OGH 12Os77/21x

OGH12Os77/21x22.10.2021

Der Oberste Gerichtshof hat am 22. Oktober 2021 durch den Senatspräsidenten des Obersten Gerichtshofs Dr. Solé als Vorsitzenden, den Hofrat des Obersten Gerichtshofs Hon.‑Prof. Dr. Oshidari, die Hofrätinnen des Obersten Gerichtshofs Dr. Michel‑Kwapinski und Dr. Brenner und den Hofrat des Obersten Gerichtshofs Dr. Haslwanter LL.M in Gegenwart der Schriftführerin AAss Schaffhauser in der Strafsache gegen ***** S***** wegen Verbrechen des schweren sexuellen Missbrauchs von Unmündigen nach §§ 206 Abs 1, 15 StGB und weiterer strafbarer Handlungen über die Nichtgkeitsbeschwerde und die Berufung des Angeklagten gegen das Urteil des Landesgerichts für Strafsachen Wien als Jugendschöffengericht vom 12. März 2021, GZ 154 Hv 50/19f‑40, sowie über den Antrag des Angeklagten auf Wiedereinsetzung in den vorigen Stand gegen die Versäumung der Frist zur Ausführung der Nichtigkeitsbeschwerde nach Anhörung der Generalprokuratur in nichtöffentlicher Sitzung den

Beschluss

gefasst:

European Case Law Identifier: ECLI:AT:OGH0002:2021:0120OS00077.21X.1022.000

 

Spruch:

Der Antrag auf Wiedereinsetzung in den vorigen Stand wird zurückgewiesen.

Die Nichtigkeitsbeschwerde wird zurückgewiesen.

Zur Entscheidung über die Berufung werden die Akten dem Oberlandesgericht Wien zugeleitet.

Dem Angeklagten fallen auch die Kosten des bisherigen Rechtsmittelverfahrens zur Last.

 

Gründe:

[1] Mit im ersten Rechtsgang gefälltem Urteil des Landesgerichts für Strafsachen Wien als Schöffengericht vom 3. Februar 2020, GZ 154 Hv 50/19f‑22, war ***** S***** der Verbrechen des sexuellen Missbrauchs von Unmündigen nach § 207 Abs 1 StGB (A./) und des (tateinheitlich begangenen) Vergehens des Missbrauchs eines Autoritätsverhältnisses nach § 212 Abs 1 Z 2 StGB (B./) schuldig erkannt worden.

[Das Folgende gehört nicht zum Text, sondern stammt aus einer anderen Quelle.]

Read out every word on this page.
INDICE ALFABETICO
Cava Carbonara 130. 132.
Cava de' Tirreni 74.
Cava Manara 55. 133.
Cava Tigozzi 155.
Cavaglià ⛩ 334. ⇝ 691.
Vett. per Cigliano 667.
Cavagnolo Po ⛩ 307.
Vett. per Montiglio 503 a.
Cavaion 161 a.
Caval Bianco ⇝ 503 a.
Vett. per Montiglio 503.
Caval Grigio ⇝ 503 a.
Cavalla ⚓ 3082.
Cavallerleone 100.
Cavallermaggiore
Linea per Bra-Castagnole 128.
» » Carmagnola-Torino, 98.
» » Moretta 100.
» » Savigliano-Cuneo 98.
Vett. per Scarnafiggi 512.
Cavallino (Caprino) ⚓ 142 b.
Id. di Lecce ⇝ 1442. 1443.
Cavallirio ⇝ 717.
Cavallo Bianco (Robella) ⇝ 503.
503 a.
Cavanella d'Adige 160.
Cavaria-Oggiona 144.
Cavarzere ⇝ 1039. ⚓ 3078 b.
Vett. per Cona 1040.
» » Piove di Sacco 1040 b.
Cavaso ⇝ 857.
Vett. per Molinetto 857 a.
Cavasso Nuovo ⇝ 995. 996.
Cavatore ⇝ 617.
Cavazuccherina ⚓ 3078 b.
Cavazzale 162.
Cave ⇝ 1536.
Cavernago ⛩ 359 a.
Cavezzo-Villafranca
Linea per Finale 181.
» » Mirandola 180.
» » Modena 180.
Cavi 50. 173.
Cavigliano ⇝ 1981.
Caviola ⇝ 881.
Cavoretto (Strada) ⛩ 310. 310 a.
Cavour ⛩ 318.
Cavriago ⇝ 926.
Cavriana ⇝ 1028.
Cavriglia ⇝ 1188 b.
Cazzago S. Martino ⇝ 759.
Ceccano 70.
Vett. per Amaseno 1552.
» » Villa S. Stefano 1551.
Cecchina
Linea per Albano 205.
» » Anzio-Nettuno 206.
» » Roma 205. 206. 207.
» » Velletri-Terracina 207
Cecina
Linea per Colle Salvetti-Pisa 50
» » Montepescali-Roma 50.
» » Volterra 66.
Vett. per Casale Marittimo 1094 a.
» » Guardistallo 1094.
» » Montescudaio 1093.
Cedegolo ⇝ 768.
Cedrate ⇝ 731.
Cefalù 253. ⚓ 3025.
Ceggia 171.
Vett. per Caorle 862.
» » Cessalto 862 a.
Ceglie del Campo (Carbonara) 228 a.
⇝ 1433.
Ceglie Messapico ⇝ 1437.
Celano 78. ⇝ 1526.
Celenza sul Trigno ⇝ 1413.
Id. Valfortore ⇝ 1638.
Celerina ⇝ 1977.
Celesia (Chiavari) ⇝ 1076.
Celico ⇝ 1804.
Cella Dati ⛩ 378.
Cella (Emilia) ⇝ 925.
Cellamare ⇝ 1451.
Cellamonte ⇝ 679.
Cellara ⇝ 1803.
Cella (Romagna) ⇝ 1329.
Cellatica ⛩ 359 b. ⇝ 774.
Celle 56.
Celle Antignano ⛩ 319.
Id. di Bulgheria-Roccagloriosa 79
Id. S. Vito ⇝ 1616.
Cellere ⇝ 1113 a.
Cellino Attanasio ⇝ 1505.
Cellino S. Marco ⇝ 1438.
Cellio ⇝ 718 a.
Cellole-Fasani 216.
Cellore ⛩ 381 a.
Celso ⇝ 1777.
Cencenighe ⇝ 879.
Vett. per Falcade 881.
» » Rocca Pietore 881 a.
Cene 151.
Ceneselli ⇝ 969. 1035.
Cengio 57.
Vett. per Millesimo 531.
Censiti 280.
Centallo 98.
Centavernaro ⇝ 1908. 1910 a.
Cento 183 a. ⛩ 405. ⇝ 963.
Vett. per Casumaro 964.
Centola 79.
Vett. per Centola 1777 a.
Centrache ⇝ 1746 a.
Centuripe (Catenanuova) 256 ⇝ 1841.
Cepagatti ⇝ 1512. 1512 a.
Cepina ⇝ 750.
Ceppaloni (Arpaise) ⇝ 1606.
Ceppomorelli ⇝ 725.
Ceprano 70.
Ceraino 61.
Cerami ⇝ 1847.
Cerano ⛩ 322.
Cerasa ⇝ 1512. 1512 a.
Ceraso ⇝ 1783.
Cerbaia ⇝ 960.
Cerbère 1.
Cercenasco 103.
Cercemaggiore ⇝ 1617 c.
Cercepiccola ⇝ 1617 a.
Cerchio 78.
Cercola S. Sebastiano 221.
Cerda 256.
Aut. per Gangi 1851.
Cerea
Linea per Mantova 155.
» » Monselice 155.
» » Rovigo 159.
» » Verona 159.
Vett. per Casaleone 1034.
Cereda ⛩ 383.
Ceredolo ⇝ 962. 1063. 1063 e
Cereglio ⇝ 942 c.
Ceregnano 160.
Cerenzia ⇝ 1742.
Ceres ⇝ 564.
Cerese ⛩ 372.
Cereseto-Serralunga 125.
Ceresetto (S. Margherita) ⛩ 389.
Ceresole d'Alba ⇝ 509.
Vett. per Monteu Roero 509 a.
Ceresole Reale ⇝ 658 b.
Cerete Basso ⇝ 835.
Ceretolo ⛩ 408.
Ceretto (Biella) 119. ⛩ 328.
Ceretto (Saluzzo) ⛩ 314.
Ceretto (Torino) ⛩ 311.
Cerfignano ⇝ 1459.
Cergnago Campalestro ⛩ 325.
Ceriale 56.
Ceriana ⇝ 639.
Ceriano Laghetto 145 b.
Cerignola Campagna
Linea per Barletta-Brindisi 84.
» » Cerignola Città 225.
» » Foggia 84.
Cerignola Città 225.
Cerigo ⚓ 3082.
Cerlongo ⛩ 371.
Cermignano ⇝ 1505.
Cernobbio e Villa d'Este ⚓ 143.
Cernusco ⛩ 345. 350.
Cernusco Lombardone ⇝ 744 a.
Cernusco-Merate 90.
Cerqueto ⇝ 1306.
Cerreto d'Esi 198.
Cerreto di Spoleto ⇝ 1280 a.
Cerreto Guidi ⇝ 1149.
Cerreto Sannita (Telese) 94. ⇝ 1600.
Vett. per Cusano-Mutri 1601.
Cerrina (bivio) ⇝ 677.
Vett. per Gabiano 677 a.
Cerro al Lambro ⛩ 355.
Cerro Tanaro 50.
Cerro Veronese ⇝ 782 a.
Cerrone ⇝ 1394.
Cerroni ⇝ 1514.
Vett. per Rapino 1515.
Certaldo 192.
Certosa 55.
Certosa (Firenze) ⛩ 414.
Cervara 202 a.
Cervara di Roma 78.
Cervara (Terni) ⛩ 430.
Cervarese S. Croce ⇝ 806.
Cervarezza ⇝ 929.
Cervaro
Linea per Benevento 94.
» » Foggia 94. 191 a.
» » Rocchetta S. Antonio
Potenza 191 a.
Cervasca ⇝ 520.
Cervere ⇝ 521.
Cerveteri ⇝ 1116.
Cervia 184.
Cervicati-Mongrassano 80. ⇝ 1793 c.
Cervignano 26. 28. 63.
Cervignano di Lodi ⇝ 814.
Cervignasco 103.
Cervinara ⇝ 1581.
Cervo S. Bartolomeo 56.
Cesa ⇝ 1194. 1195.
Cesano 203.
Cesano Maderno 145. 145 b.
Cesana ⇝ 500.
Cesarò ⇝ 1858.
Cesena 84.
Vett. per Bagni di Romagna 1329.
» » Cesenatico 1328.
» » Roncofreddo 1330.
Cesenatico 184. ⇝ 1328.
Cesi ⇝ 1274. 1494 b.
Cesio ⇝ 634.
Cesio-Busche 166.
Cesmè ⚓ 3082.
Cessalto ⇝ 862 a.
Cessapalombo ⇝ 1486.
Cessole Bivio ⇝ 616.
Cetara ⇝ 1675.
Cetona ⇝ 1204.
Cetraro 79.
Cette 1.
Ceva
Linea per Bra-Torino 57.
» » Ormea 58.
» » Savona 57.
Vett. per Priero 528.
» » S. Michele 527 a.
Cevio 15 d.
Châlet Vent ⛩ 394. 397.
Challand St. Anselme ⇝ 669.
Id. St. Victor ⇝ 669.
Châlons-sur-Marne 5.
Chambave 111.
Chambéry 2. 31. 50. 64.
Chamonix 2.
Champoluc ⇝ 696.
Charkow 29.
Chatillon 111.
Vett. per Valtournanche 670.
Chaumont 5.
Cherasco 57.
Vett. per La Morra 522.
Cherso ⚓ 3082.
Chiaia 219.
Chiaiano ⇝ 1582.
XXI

[2] Der Oberste Gerichtshof hatte dieses Urteil mit Erkenntnis vom 22. Juli 2020, GZ 12 Os 58/20a‑12, aus Anlass der Nichtigkeitsbeschwerde im Schuldspruch B./ und im Strafausspruch aufgehoben und die Sache in diesem Umfang zu neuer Verhandlung und Entscheidung an das Erstgericht verwiesen.

[3] Mit dem angefochtenen Urteil wurde der Angeklagte im zweiten Rechtsgang – unter verfehlter, aber prozessual bedeutungsloser Wiederholung der bereits rechtskräftig gewordenen Teile des Urteils im Urteilstenor (vgl RIS-Justiz RS0100041, RS0098685; Hinterhofer/Oshidari, Strafverfahren Rz 9.272) – jeweils mehrerer Verbrechen des schweren sexuellen Missbrauchs von Unmündigen nach §§ 206 Abs 1, 15 StGB (1./) und des sexuellen Missbrauchs von Unmündigen nach § 207 Abs 1 StGB (2./) schuldig erkannt.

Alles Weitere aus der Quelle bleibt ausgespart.